Le jour de l’attaque, une victime aurait été fouettée au pistolet et battue par Viliena. Lorsqu’il a tenté de s’enfuir, Viliena a ordonné qu’il soit abattu, selon le rapport. Les blessures de la victime étaient si graves que sa jambe a dû être amputée.

Nissandere Martyr, Juders Yseme et David Boniface se tiennent devant un tribunal fédéral à Boston, Massachusetts, le 13 mars [Dossier : Brian Snyder/Reuters]

Une deuxième victime identifiée dans le rapport du bureau du procureur américain a décrit avoir reçu une balle dans le visage sur les ordres de Viliena, le laissant aveugle en permanence d’un œil.
Ces deux victimes, Nissage Martyr et Juders Yseme, se sont plus tard jointes à Boniface pour intenter une action civile contre Viliena devant la cour fédérale américaine, en vertu de la loi de 1991 sur la protection des victimes de torture. Cette loi permet aux victimes de demander des dommages-intérêts contre des fonctionnaires étrangers accusés de torture et d’exécutions extra

Les procureurs ont déclaré mercredi que Viliena avait reçu le statut de résident permanent aux États-Unis à partir de 2008, qu’il utilisait ensuite pour faire des allers-retours entre Haïti.

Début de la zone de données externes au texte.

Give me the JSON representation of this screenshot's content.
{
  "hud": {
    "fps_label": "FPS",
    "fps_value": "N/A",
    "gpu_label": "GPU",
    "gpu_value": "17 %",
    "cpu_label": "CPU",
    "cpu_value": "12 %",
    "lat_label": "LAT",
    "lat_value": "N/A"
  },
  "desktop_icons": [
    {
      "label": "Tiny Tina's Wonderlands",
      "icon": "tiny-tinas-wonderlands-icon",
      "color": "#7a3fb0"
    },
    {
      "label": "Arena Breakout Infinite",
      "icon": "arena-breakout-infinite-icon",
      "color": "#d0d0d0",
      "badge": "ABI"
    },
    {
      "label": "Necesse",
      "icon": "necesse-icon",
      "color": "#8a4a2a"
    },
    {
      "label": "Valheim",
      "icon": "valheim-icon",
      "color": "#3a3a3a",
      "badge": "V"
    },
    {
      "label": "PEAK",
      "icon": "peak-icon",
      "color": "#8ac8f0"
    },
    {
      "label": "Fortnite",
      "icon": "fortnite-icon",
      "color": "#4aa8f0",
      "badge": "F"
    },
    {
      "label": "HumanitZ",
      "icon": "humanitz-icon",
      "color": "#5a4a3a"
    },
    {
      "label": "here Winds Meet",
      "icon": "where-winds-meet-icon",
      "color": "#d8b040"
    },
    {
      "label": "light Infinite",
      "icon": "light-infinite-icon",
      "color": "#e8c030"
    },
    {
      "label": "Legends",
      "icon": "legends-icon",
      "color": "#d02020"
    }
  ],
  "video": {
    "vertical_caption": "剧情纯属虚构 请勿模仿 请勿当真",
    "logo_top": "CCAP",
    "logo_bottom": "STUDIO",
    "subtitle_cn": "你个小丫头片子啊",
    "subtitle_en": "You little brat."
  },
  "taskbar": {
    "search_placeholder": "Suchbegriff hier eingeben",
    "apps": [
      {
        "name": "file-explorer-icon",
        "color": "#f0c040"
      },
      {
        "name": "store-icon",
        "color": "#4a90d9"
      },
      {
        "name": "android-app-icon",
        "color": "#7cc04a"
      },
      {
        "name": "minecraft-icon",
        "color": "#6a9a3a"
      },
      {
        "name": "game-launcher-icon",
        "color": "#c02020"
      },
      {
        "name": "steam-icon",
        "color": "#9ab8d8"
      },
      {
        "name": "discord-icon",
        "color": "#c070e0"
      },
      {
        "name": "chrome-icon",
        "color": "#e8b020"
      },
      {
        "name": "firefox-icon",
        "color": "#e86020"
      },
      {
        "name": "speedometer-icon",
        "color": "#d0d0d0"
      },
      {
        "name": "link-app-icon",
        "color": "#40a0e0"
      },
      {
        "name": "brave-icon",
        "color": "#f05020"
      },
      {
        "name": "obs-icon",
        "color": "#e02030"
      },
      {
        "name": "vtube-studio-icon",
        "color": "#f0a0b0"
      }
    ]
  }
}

« Que cet accusé, un ancien maire d’Haïti, soit accusé d’avoir personnellement commis ou ordonné la mutilation, le préjudice, l’humiliation ou la mort de ses adversaires, puis d’avoir offensablement trompé notre pays pour qu’il cherche refuge ici n’est pas seulement inacceptable, c’est un crime », a déclaré Rollins, l’avocat.